Labonte cited his 1999 win at Texas as one of the ”coolest” memories of his career.
”That’s the first time I think I ever noticed a crowd,” he said. ”I was passing Dale Jarrett. We had really run good all day and they beat us on a pit stop and I ran him down and passed him with less than 10 laps to go and I saw the whole place stand up.
”I had never noticed the crowd actually stand up at the track and I thought to myself, `Oh, man, I better not screw this up because I think there are 200,000 people pulling for me and they’re going to be mad if I don’t win this thing.”’
Labonte’s first career start came at Darlington in 1980, and looking back, he’s not sure it was the place to debut.

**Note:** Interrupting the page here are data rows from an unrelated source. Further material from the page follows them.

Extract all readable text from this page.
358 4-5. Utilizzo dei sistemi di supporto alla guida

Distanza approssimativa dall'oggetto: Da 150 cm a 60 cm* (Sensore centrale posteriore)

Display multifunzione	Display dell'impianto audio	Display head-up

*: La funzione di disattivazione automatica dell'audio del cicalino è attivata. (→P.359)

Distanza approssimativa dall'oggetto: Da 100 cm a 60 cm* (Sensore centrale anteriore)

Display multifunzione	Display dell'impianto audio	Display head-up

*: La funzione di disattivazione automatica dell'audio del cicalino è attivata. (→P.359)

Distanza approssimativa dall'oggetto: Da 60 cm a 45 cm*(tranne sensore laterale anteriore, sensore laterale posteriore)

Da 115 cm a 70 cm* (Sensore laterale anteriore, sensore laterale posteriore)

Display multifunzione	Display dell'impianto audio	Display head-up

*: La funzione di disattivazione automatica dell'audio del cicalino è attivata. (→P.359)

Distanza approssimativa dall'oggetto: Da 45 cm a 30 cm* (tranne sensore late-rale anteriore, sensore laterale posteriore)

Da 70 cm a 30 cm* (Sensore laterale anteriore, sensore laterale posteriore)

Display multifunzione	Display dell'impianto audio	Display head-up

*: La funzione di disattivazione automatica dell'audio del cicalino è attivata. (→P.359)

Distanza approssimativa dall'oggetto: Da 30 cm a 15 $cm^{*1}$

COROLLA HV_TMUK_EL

”Being from Texas, I really wasn’t that familiar with Darlington. If I would have been, I probably wouldn’t have picked that one as my first race,” he said. ”They had a rookie meeting and they showed a video that they played of all the things not to do. I was sitting there watching that thing, and the guy that starred in that video was the guy that drove the car I was driving the year before. So everything he did wrong they pointed out in that video.
”So I sat right there and thought, `The thing to do is not make next year’s video. Don’t make all the highlights of the things not to do.’ ”
Labonte ran the race – the longest distance he had ever completed – stayed out of trouble and finished fourth.
”I’m going to the garage and Bobby Allison and Donnie Allison came over and congratulated me, and I thought that was the coolest thing,” Labonte said. ”So I ran that race and went to Richmond the next weekend and I think I finished seventh up there and I thought, `Man, I think I’m going to like this.’ It never got any easier after those two races.”